Tribuna
Evocación de Manuel Ferrol, fotógrafo (1923-2003)
Pedro Feal
Un día de finales del siglo pasado me encontré en la plaza de San Nicolás, frente a su estudio, al fotógrafo Manuel Ferrol, que me conocía desde niño, y me dijo que tenía varios negativos de fotos antiguas que quería entregar. Entre ellos figuraba el de un retrato mío con ocho años en blanco y negro, en el que salgo mirando a cámara muy serio, vestido con corbata y con un chaleco de cuadros que me había enviado mi tía desde Norteamérica. Naturalmente, lo recogí y lo revelé por mi cuenta; aún lo conservo como oro en paño.
Sondeando en el imaginario de mi infancia, alcanzo a evocar el estudio de Manuel rodeado de un aura mágica, casi de misterio. Estaba situado, si no recuerdo mal, en la primera planta de una casa modernista a la que se accedía por un enorme portal, sobre el que destacaba una cariátide de grandes ojos que me sobrecogía un poco. Tras subir una escalinata un tanto oscura, se llegaba al piso, al que se debía acceder por un recibidor o sala de espera y en el que había un salón con un fondo blanco y uno o dos grandes focos luminosos, donde se hacían las fotos.
Manuel te invitaba a sentarte en una silla y a posar, mientras él llevaba a cabo su trabajo con calma y pundonor; no vivíamos aún en un mundo de prisas y automatismos como el actual. Creo que trataba de obtener la mejor toma, no solo desde un punto de vista técnico o funcional, sino también estético y humano. Y así, con sabiduría, tiempo y humanismo, es como pienso ahora que lograba aprehender en la imagen algo más que un rostro fijo: tal vez aquel alma o espíritu que los indios de Norteamérica temían que les robasen, precisamente, al fotografiarles; en otras palabras: la personalidad o esencia de cada uno. Aunque Manuel por supuesto no la robaba, sino que la captaba con su cámara y la ponía de manifiesto —nunca mejor dicho— revelándola.
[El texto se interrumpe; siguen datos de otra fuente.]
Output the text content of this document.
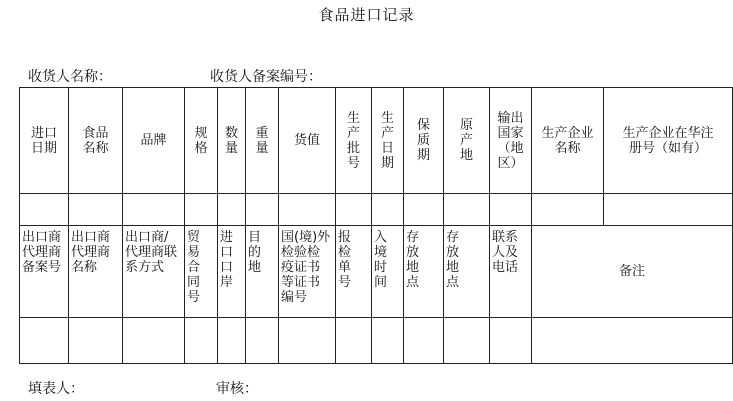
食品进口记录
收货人名称：	收货人备案编号：
进口日期	食品名称	品牌	规格	数量	重量	货值	生产批号	生产日期	保质期	原产地	输出国家（地区）	生产企业名称	生产企业在华注册号（如有）

出口商代理商备案号	出口商代理商名称	出口商/代理商联系方式	贸易合同号	进口口岸	目的地	国(境)外检验检疫证书等证书编号	报检单号	入境时间	存放地点	存放地点	联系人及电话	备注	

填表人：	审核：
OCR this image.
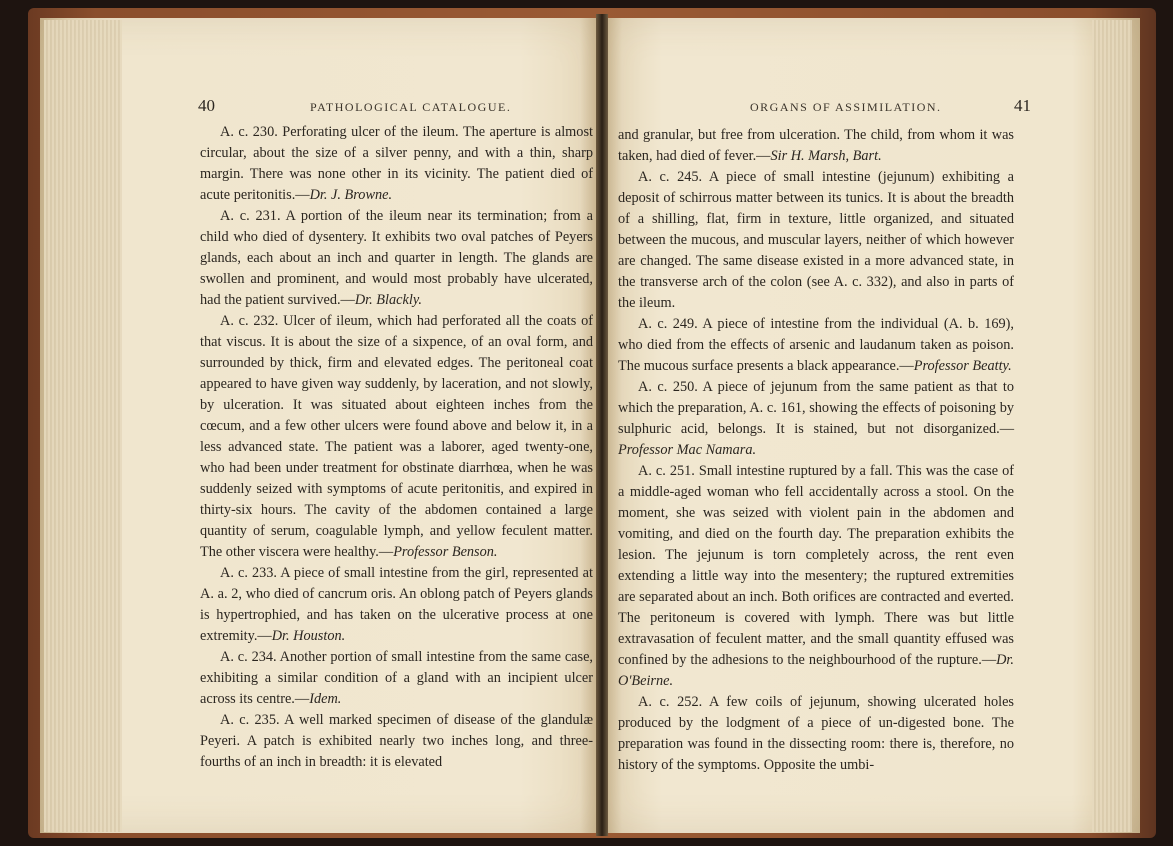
40	PATHOLOGICAL CATALOGUE.

A. c. 230. Perforating ulcer of the ileum. The aperture is almost circular, about the size of a silver penny, and with a thin, sharp margin. There was none other in its vicinity. The patient died of acute peritonitis.—Dr. J. Browne.

A. c. 231. A portion of the ileum near its termination; from a child who died of dysentery. It exhibits two oval patches of Peyers glands, each about an inch and quarter in length. The glands are swollen and prominent, and would most probably have ulcerated, had the patient survived.—Dr. Blackly.

A. c. 232. Ulcer of ileum, which had perforated all the coats of that viscus. It is about the size of a sixpence, of an oval form, and surrounded by thick, firm and elevated edges. The peritoneal coat appeared to have given way suddenly, by laceration, and not slowly, by ulceration. It was situated about eighteen inches from the cœcum, and a few other ulcers were found above and below it, in a less advanced state. The patient was a laborer, aged twenty-one, who had been under treatment for obstinate diarrhœa, when he was suddenly seized with symptoms of acute peritonitis, and expired in thirty-six hours. The cavity of the abdomen contained a large quantity of serum, coagulable lymph, and yellow feculent matter. The other viscera were healthy.—Professor Benson.

A. c. 233. A piece of small intestine from the girl, represented at A. a. 2, who died of cancrum oris. An oblong patch of Peyers glands is hypertrophied, and has taken on the ulcerative process at one extremity.—Dr. Houston.

A. c. 234. Another portion of small intestine from the same case, exhibiting a similar condition of a gland with an incipient ulcer across its centre.—Idem.

A. c. 235. A well marked specimen of disease of the glandulæ Peyeri. A patch is exhibited nearly two inches long, and three-fourths of an inch in breadth: it is elevated

ORGANS OF ASSIMILATION.	41

and granular, but free from ulceration. The child, from whom it was taken, had died of fever.—Sir H. Marsh, Bart.

A. c. 245. A piece of small intestine (jejunum) exhibiting a deposit of schirrous matter between its tunics. It is about the breadth of a shilling, flat, firm in texture, little organized, and situated between the mucous, and muscular layers, neither of which however are changed. The same disease existed in a more advanced state, in the transverse arch of the colon (see A. c. 332), and also in parts of the ileum.

A. c. 249. A piece of intestine from the individual (A. b. 169), who died from the effects of arsenic and laudanum taken as poison. The mucous surface presents a black appearance.—Professor Beatty.

A. c. 250. A piece of jejunum from the same patient as that to which the preparation, A. c. 161, showing the effects of poisoning by sulphuric acid, belongs. It is stained, but not disorganized.—Professor Mac Namara.

A. c. 251. Small intestine ruptured by a fall. This was the case of a middle-aged woman who fell accidentally across a stool. On the moment, she was seized with violent pain in the abdomen and vomiting, and died on the fourth day. The preparation exhibits the lesion. The jejunum is torn completely across, the rent even extending a little way into the mesentery; the ruptured extremities are separated about an inch. Both orifices are contracted and everted. The peritoneum is covered with lymph. There was but little extravasation of feculent matter, and the small quantity effused was confined by the adhesions to the neighbourhood of the rupture.—Dr. O'Beirne.

A. c. 252. A few coils of jejunum, showing ulcerated holes produced by the lodgment of a piece of un-digested bone. The preparation was found in the dissecting room: there is, therefore, no history of the symptoms. Opposite the umbi-
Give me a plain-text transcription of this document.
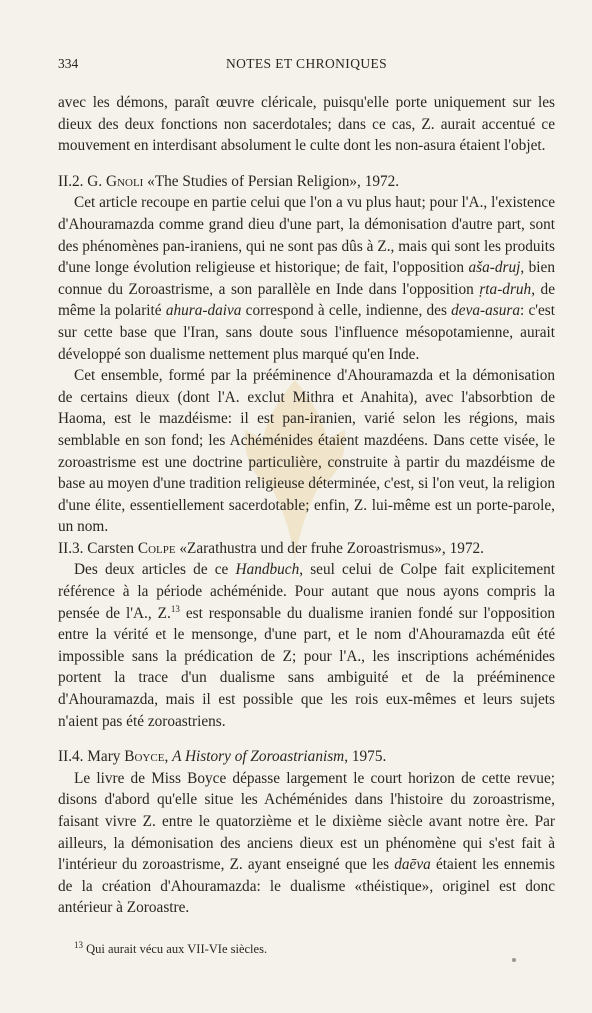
334	NOTES ET CHRONIQUES

avec les démons, paraît œuvre cléricale, puisqu'elle porte uniquement sur les dieux des deux fonctions non sacerdotales; dans ce cas, Z. aurait accentué ce mouvement en interdisant absolument le culte dont les non-asura étaient l'objet.

II.2. G. Gnoli «The Studies of Persian Religion», 1972.

Cet article recoupe en partie celui que l'on a vu plus haut; pour l'A., l'existence d'Ahouramazda comme grand dieu d'une part, la démonisation d'autre part, sont des phénomènes pan-iraniens, qui ne sont pas dûs à Z., mais qui sont les produits d'une longe évolution religieuse et historique; de fait, l'opposition aša-druj, bien connue du Zoroastrisme, a son parallèle en Inde dans l'opposition ṛta-druh, de même la polarité ahura-daiva correspond à celle, indienne, des deva-asura: c'est sur cette base que l'Iran, sans doute sous l'influence mésopotamienne, aurait développé son dualisme nettement plus marqué qu'en Inde.

Cet ensemble, formé par la prééminence d'Ahouramazda et la démonisation de certains dieux (dont l'A. exclut Mithra et Anahita), avec l'absorbtion de Haoma, est le mazdéisme: il est pan-iranien, varié selon les régions, mais semblable en son fond; les Achéménides étaient mazdéens. Dans cette visée, le zoroastrisme est une doctrine particulière, construite à partir du mazdéisme de base au moyen d'une tradition religieuse déterminée, c'est, si l'on veut, la religion d'une élite, essentiellement sacerdotable; enfin, Z. lui-même est un porte-parole, un nom.

II.3. Carsten Colpe «Zarathustra und der fruhe Zoroastrismus», 1972.

Des deux articles de ce Handbuch, seul celui de Colpe fait explicitement référence à la période achéménide. Pour autant que nous ayons compris la pensée de l'A., Z.$^{13}$ est responsable du dualisme iranien fondé sur l'opposition entre la vérité et le mensonge, d'une part, et le nom d'Ahouramazda eût été impossible sans la prédication de Z; pour l'A., les inscriptions achéménides portent la trace d'un dualisme sans ambiguité et de la prééminence d'Ahouramazda, mais il est possible que les rois eux-mêmes et leurs sujets n'aient pas été zoroastriens.

II.4. Mary Boyce, A History of Zoroastrianism, 1975.

Le livre de Miss Boyce dépasse largement le court horizon de cette revue; disons d'abord qu'elle situe les Achéménides dans l'histoire du zoroastrisme, faisant vivre Z. entre le quatorzième et le dixième siècle avant notre ère. Par ailleurs, la démonisation des anciens dieux est un phénomène qui s'est fait à l'intérieur du zoroastrisme, Z. ayant enseigné que les daēva étaient les ennemis de la création d'Ahouramazda: le dualisme «théistique», originel est donc antérieur à Zoroastre.

$^{13}$ Qui aurait vécu aux VII-VIe siècles.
Para nosotros él era por entonces, simplemente Manuel, nuestro fotógrafo de cabecera, además de una persona entrañable a la que conocíamos desde mucho tiempo atrás. No sabíamos todavía las dimensiones que habría de alcanzar, andando el tiempo, la importancia de su obra, que ha sido exhibida en exposiciones internacionales y de la que figuran varias piezas en el Museo Nacional Reina Sofía de Madrid. El reconocimiento general, incluso mundial, le llegó ya con una edad avanzada, pero al menos pudo disfrutar de él durante unos años. Paradójicamente, la autoría de la foto que le ha hecho más famoso, la del padre y el hijo que lloran juntos, entrelazados, al despedirse en el puerto coruñés —la que se ha convertido en icono y símbolo de la emigración— permaneció en el anonimato durante décadas, junto con el resto de las que realizó en el mismo reportaje.
Hace apenas dos meses que se cumplieron cien años justos de su nacimiento, en el Faro Vilán, el 28 de diciembre de 1923. Y este 27 de febrero se cumplen ya veintiuno de que nos dejó. Buena ocasión para recordarle, y para homenajearle, si fuera posible, con una exposición antológica de su extensa obra fotográfica, idealmente en ese mismo puerto de A Coruña donde, sin afán de protagonismo pero con tanta pericia como humanidad, supo captar y expresar para siempre el desgarramiento de los emigrantes al partir.